The brand TLD may become a preferred source for branded products or services, but that does not make the TLD a separate market. Other TLDs (such as .com, .eu and .net) are reasonably interchangeable and substitutable with brand TLDs. Furthermore, even if the brand TLD were nevertheless to be considered a relevant market, it remains unlikely that exclusionary conduct will be considered abusive or a means to acquire or enhance market power.
A brand TLD operator has several pro-competitive business justifications for restricting access, including the fact that another party’s use of the TLD would give the impression of affiliation with the TLD operator.
On the other hand, the brand TLD operator must refrain from giving the impression of affiliation with other brand owners that have trademark rights in signs identical, or confusingly similar, to the TLD. Otherwise the TLD operator may face trademark litigation and, in exceptional circumstances, the termination of the operation of the TLD. Outside of court proceedings, such a termination may be ordered in an expert determination following a so-called trademark post-delegation dispute resolution procedure.
Many TLD applicants have tried to obtain exclusive access to a new truly generic TLD; this would give them the authority to decide who may register domain names in their TLD. Some have wanted to keep all domain name registrations for themselves. This operational freedom was envisioned during the development of the new gTLD programme. It was even included in the base contract for new gTLD operators. As a result, new gTLD applicants had the legitimate expectation of being able to operate exclusive access TLDs.
However, the imminent introduction of exclusive access TLDs made several government representatives uncomfortable. A consensus was reached within ICANN’s Governmental Advisory Committee (GAC) that any exclusive registry access granted within truly generic TLDs should be in the public interest. It seems that the ICANN board has accepted the GAC’s advice, but only time will tell how that advice will be implemented.
Is it not in the public interest that a registry operator be allowed to operate an exclusive access TLD in order to diversify the market? What will ICANN do if an applicant who has applied for a new gTLD with the legitimate expectation of operating it solely for its own benefit insists on having exclusive access?
Some truly generic TLDs, such as .bank or .lawyer, refer to highly regulated sectors globally. In the interest of consumer protection and existing regulation, the GAC advised that restrictions apply to such gTLDs. But the list of the gTLDs concerned is long and also includes gTLDs such as .audio, .film and .tour. The ICANN board accepted the GAC’s advice and requires those applicants concerned to adopt specific safeguards in the operation of their TLDs.
Most safeguards require that the TLD operator obtain specific guarantees from domain name registrars. Many of the guarantees relate to compliance with local laws. TLD operators must also be able to handle complaints and consult with local authorities. In addition, TLD operators may commit themselves to the adoption of additional safeguards.
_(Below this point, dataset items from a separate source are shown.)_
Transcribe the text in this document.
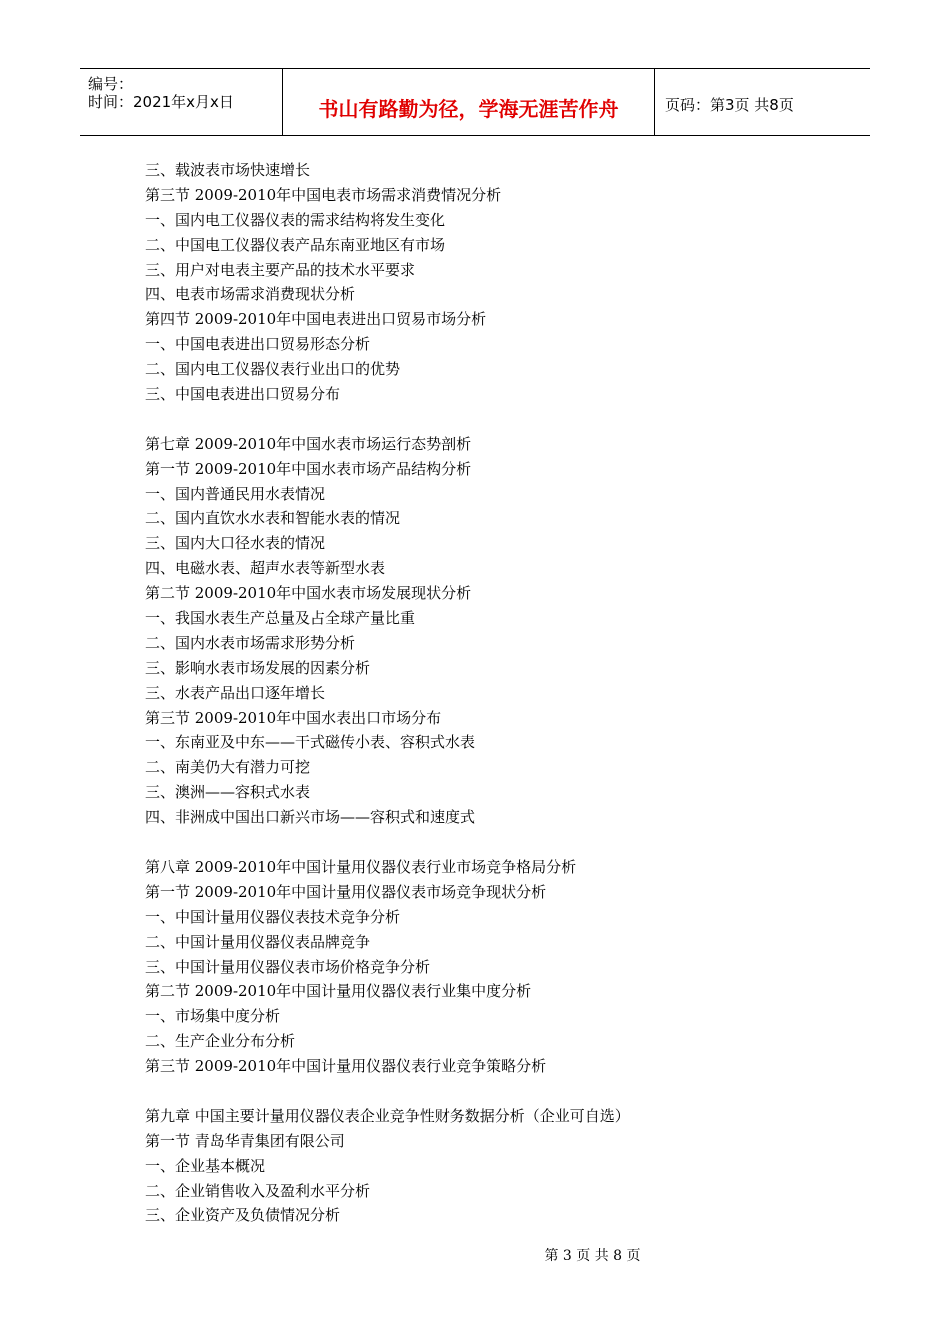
编号：
时间：2021年x月x日	书山有路勤为径，学海无涯苦作舟	页码：第3页 共8页
三、载波表市场快速增长
第三节 2009-2010年中国电表市场需求消费情况分析
一、国内电工仪器仪表的需求结构将发生变化
二、中国电工仪器仪表产品东南亚地区有市场
三、用户对电表主要产品的技术水平要求
四、电表市场需求消费现状分析
第四节 2009-2010年中国电表进出口贸易市场分析
一、中国电表进出口贸易形态分析
二、国内电工仪器仪表行业出口的优势
三、中国电表进出口贸易分布
第七章 2009-2010年中国水表市场运行态势剖析
第一节 2009-2010年中国水表市场产品结构分析
一、国内普通民用水表情况
二、国内直饮水水表和智能水表的情况
三、国内大口径水表的情况
四、电磁水表、超声水表等新型水表
第二节 2009-2010年中国水表市场发展现状分析
一、我国水表生产总量及占全球产量比重
二、国内水表市场需求形势分析
三、影响水表市场发展的因素分析
三、水表产品出口逐年增长
第三节 2009-2010年中国水表出口市场分布
一、东南亚及中东——干式磁传小表、容积式水表
二、南美仍大有潜力可挖
三、澳洲——容积式水表
四、非洲成中国出口新兴市场——容积式和速度式
第八章 2009-2010年中国计量用仪器仪表行业市场竞争格局分析
第一节 2009-2010年中国计量用仪器仪表市场竞争现状分析
一、中国计量用仪器仪表技术竞争分析
二、中国计量用仪器仪表品牌竞争
三、中国计量用仪器仪表市场价格竞争分析
第二节 2009-2010年中国计量用仪器仪表行业集中度分析
一、市场集中度分析
二、生产企业分布分析
第三节 2009-2010年中国计量用仪器仪表行业竞争策略分析
第九章 中国主要计量用仪器仪表企业竞争性财务数据分析（企业可自选）
第一节 青岛华青集团有限公司
一、企业基本概况
二、企业销售收入及盈利水平分析
三、企业资产及负债情况分析
第 3 页 共 8 页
In view of divergent and ever-changing regulatory requirements across the globe, TLD operators may have an interest in adopting stricter safeguards to exclude parties from registering domain names in the gTLD. Without strict safeguards, there is a risk that the handling of complaints will become too complex.
Brand owners that wish to register domain names in strictly regulated TLDs will need to scrutinise the registration requirements, take into account local regulations and also be prepared to address complaints. At the same time, strictly regulated TLDs have the potential to become anchors of trust, and domain names in such TLDs could increase the value of a brand.